Blog-vember … post the ninth … tactical error

It takes time to establish new habits. While the brain may exhibit neuro-plasticity, the limbic system takes limited effort and energy to operate, while the pre-cortex or front brain which takes a lot of effort to run and consumes vast amounts of energy. What this means is that while your brain can learn new habits and patterns, the pre-disposition is for old patterns. It is quite literally painful to learn new habits and over-ride old patterns with new ones. It hurts your brain.

Today, I might have made a serious tactical error. I have, as is my established pattern, immediately started on the ‘Friday Fun’ when I got home this afternoon. This is fantastic from a Friday Fun perspective, it is lethal from a blog-every-day perspective.

Now I am hiding from my family, drinking Moscow Mules and trying to think of something, anything that might be remotely interesting to write. Should have written first and muled after.

I peruse the mail, the real mail, not the electronic, kind, searching for ideas.

Notice of annual general meeting

Subscription renewal

DJs bill – holy crap – hide it. Contains evidence of Melbourne extravagances.

Insurance renewal

Company directors approval

DJs catalogue times two

Yep. I got nothing. Except DJ’s discount on new beds and furniture and glassware. Wait a minute … more glassware!

Real mail not e-mail

Really, I got nothing. And then at the very bottom of the pile, a reminder of how hard it is to break habits. The New Yorker magazine. In hard copy. Air-mailed from America. It’s a double issue! It’s from last week. It’s ‘Talk of the Town’ lead is about How the US should re-elect Obama. But it is isn’t written like that. It is written:

The reëlection of Barack Obama is a matter of great urgency. We’ve already seen the future that Mitt Romney represents, and it doesn’t work…

… complete with umlaut, as is the editorial style.

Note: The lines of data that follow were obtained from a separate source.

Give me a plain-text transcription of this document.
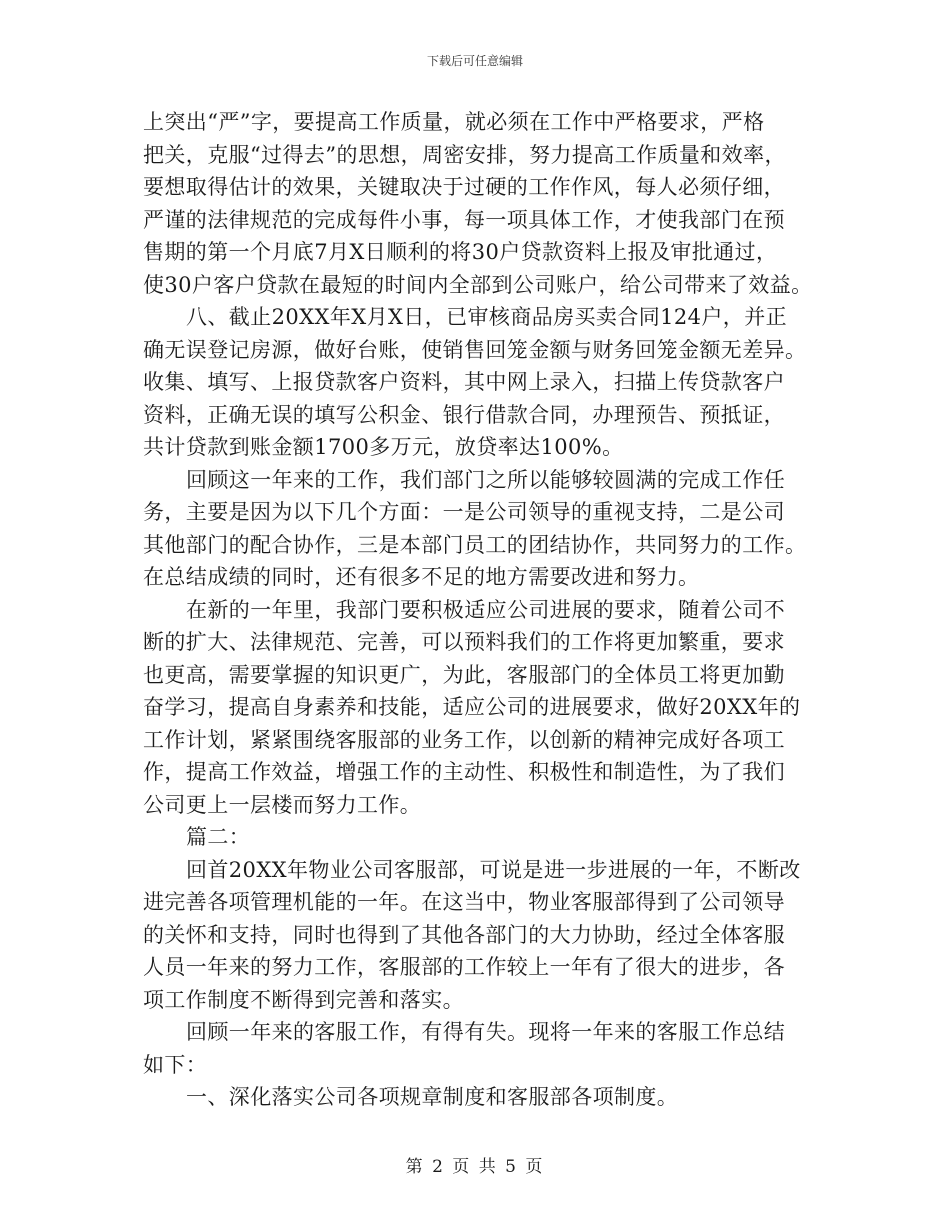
下载后可任意编辑
上突出“严”字，要提高工作质量，就必须在工作中严格要求，严格
把关，克服“过得去”的思想，周密安排，努力提高工作质量和效率，
要想取得估计的效果，关键取决于过硬的工作作风，每人必须仔细，
严谨的法律规范的完成每件小事，每一项具体工作，才使我部门在预
售期的第一个月底7月X日顺利的将30户贷款资料上报及审批通过，
使30户客户贷款在最短的时间内全部到公司账户，给公司带来了效益。
八、截止20XX年X月X日，已审核商品房买卖合同124户，并正
确无误登记房源，做好台账，使销售回笼金额与财务回笼金额无差异。
收集、填写、上报贷款客户资料，其中网上录入，扫描上传贷款客户
资料，正确无误的填写公积金、银行借款合同，办理预告、预抵证，
共计贷款到账金额1700多万元，放贷率达100%。
回顾这一年来的工作，我们部门之所以能够较圆满的完成工作任
务，主要是因为以下几个方面：一是公司领导的重视支持，二是公司
其他部门的配合协作，三是本部门员工的团结协作，共同努力的工作。
在总结成绩的同时，还有很多不足的地方需要改进和努力。
在新的一年里，我部门要积极适应公司进展的要求，随着公司不
断的扩大、法律规范、完善，可以预料我们的工作将更加繁重，要求
也更高，需要掌握的知识更广，为此，客服部门的全体员工将更加勤
奋学习，提高自身素养和技能，适应公司的进展要求，做好20XX年的
工作计划，紧紧围绕客服部的业务工作，以创新的精神完成好各项工
作，提高工作效益，增强工作的主动性、积极性和制造性，为了我们
公司更上一层楼而努力工作。
篇二：
回首20XX年物业公司客服部，可说是进一步进展的一年，不断改
进完善各项管理机能的一年。在这当中，物业客服部得到了公司领导
的关怀和支持，同时也得到了其他各部门的大力协助，经过全体客服
人员一年来的努力工作，客服部的工作较上一年有了很大的进步，各
项工作制度不断得到完善和落实。
回顾一年来的客服工作，有得有失。现将一年来的客服工作总结
如下：
一、深化落实公司各项规章制度和客服部各项制度。
第 2 页 共 5 页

This magazine represents old habits. My subscription which I have had for a good many years, is now delivered to me digitally. But I refuse out of some limbic brain response to the receipt of the new copy and liberating it from its plastic wrap. More often than not these days, I don’t make it half-way through. I rely on Twitter and commentators to point out the good bits and I read them, in snatched moments, on-line. I cannot cancel. I’ve tried, and failed.  Mostly because my limbic brain loves the soothing nature of the mail, post, the subscription and also because I am not ready to give up the diaeresis. The editing style reminds me that there are still people who care more about how things read and content that appearance. There are people who are committed to great writing. Now if only I could drag myself completely into the twenty-first century.

Not ready yet. Old patterns win out. For now.